Mast Cells, microRNAs and Others: The Role of Translational Research on Colorectal Cancer in the Forthcoming Era of Precision Medicine

Abstract

Colorectal cancer (CRC) is a heterogeneous disease, molecularly and anatomically, that develops in a multi-step process requiring the accumulation of several genetic or epigenetic mutations that lead to the gradual transformation of normal mucosa into cancer. In fact, tumorigenesis is extremely complex, with many immunologic and non-immunologic factors present in the tumor microenvironment that can influence tumorigenesis. In the last few years, a role for mast cells (MCs), microRNAs (miRNAs), Kirsten rat sarcoma (KRAS) and v-raf murine sarcoma viral oncogene homologue B (BRAF) in cancer development and progression has been suggested, and numerous efforts have been made to thoroughly assess their correlation with CRC to improve patient survival and quality of life. The identification of easily measurable, non-invasive and cost-effective biomarkers, the so-called "ideal biomarkers", for CRC screening and treatment remains a high priority. The aim of this review is to discuss the emerging role of mast cells (MCs), microRNAs (miRNAs), KRAS and BRAF as diagnostic and prognostic biomarkers for CRC, evaluating their influence as potential therapy targets in the forthcoming era of precision medicine.
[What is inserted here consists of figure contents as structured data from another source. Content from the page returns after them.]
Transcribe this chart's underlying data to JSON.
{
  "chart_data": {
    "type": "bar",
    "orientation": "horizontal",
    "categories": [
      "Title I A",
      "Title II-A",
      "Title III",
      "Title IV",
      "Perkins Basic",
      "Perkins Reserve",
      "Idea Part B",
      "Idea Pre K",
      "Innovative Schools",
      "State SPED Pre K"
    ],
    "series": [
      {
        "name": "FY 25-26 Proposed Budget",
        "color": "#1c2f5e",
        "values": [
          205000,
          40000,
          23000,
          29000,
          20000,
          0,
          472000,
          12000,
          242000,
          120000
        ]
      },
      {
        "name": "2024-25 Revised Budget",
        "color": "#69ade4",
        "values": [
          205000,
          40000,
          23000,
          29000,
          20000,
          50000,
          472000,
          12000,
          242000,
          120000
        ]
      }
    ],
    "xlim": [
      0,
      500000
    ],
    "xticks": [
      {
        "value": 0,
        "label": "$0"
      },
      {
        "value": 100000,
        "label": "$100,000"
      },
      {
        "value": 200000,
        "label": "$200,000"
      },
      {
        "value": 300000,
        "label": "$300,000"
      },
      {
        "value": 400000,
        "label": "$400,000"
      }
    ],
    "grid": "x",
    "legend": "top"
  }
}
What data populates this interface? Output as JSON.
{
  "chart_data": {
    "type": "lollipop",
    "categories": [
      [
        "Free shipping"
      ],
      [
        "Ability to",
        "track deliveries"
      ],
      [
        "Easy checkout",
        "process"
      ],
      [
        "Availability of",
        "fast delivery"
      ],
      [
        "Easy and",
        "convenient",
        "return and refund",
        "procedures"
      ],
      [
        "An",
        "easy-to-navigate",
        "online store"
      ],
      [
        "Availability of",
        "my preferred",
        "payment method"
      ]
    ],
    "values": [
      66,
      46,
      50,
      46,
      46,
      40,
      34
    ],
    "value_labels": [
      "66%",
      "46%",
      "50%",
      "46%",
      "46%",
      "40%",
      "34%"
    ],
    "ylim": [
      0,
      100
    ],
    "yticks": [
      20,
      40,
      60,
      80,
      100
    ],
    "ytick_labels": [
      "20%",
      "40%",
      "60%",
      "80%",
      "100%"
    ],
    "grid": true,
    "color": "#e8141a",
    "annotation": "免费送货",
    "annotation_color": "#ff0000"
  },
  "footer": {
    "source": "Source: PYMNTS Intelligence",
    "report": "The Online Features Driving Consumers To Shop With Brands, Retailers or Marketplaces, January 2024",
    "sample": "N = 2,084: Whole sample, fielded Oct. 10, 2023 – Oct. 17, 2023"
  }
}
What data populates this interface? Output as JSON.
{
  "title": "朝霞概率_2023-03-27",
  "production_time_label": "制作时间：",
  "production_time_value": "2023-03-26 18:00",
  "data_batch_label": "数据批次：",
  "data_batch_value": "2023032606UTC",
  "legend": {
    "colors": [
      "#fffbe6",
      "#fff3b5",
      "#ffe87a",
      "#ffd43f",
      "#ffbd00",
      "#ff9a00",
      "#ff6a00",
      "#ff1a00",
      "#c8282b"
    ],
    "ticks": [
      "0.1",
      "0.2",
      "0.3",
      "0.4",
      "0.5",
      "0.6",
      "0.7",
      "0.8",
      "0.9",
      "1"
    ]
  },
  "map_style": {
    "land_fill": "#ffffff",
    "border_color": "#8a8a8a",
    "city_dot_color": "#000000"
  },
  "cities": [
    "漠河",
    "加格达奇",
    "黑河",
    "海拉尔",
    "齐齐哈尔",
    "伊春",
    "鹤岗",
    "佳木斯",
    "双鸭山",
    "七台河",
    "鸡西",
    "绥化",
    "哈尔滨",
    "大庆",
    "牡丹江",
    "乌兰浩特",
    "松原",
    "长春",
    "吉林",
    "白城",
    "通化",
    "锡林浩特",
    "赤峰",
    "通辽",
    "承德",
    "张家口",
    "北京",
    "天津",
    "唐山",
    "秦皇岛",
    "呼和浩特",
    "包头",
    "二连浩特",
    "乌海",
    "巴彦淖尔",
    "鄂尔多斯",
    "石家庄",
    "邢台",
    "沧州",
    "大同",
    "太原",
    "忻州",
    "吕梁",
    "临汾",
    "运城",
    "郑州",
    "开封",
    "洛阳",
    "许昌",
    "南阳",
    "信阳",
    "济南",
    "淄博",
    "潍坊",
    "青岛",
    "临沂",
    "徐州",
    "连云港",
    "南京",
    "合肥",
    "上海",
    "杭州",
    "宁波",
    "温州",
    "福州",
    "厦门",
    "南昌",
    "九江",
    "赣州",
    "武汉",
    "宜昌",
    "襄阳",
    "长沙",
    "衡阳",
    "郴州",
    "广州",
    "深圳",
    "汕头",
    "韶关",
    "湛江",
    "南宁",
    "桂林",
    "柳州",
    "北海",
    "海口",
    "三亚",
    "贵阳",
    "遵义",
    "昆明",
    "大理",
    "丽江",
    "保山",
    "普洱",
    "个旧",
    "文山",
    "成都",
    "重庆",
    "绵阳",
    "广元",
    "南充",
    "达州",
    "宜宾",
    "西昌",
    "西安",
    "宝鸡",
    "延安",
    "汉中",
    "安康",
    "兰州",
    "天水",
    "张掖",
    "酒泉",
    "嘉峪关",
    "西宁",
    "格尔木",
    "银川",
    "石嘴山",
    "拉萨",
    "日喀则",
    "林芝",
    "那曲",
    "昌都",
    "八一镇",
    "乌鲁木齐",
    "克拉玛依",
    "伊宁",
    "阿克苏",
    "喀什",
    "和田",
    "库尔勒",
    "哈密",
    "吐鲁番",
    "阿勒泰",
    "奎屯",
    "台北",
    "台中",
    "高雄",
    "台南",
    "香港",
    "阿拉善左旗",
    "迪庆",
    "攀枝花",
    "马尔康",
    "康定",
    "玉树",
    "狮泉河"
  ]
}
Keywords: BRAF; KRAS; colorectal cancer; mast cells; microRNAs; precision medicine; translational research.

Figure 1

The close relationship between mast cells (MCs) and tumor progression angiogenesis-mediated. Reproduced with permission from Marech et al. [35].

Figure 2

Schematic of the selected miRNA–mRNA networks involved in colorectal cancer (CRC). Red indicates a higher level in CRC and green represents a lower level compared with controls. The triangle refers to miRNAs, and the circle refers to target genes. Yellow refers to MARKER genes related to CRC that are recruited in the Comparative Toxicogenomics Database (CTD) database. In tumors, miR-1260b possesses 53 target genes that are significantly down-regulated, whereas miR-425-5p and miR-144-3p possess 159 and 162 target genes, respectively, that were significantly upregulated. A total of nine MARKER-related genes are found in CRC, including ATP-binding Cassette Transporter A1 (ABCA1), ATP-binding Cassette Transporter A8 (ABCA8), EGF Containing Fibulin Extracellular Matrix Protein 1 (EFEMP1), Monoamine Oxidase B (MAOB), REarranged during Transfection (RET), StAR Related Lipid Transfer Domain Containing 8 (STARD8), ATP-binding Cassette Transporter A10 (ABCA10), Leucine Rich Repeat Containing 3B (LRRC3B), and Secreted Frizzled Related Protein 1 (SFRP1). Reproduced with permission from Tan et al. [61].

Figure 3

MicroRNAs control colorectal carcinoma progression through modulating anti-tumor immune responses in the tumor microenvironment. For example, miR-20b and miR-130b repress the expression of Phosphatase and tensin homolog (PTEN) and increase the activity of Phosphoinositide 3-kinase (PI3K), leading to the increased viability of CRC cells. MiR-21 promotes CRC invasion and metastasis by directly targeting Programmed Cell Death 4 (PDCD4). Furthermore, miR-34a enhances cluster of differentiation 8 (CD8+) T cells cytotoxicity by repressing the expression of programmed death-ligand 1 (PD-L1), contributing to the elimination of CRC cells by cytotoxic T lymphocytes (CTLs). Reproduced with permission from [68].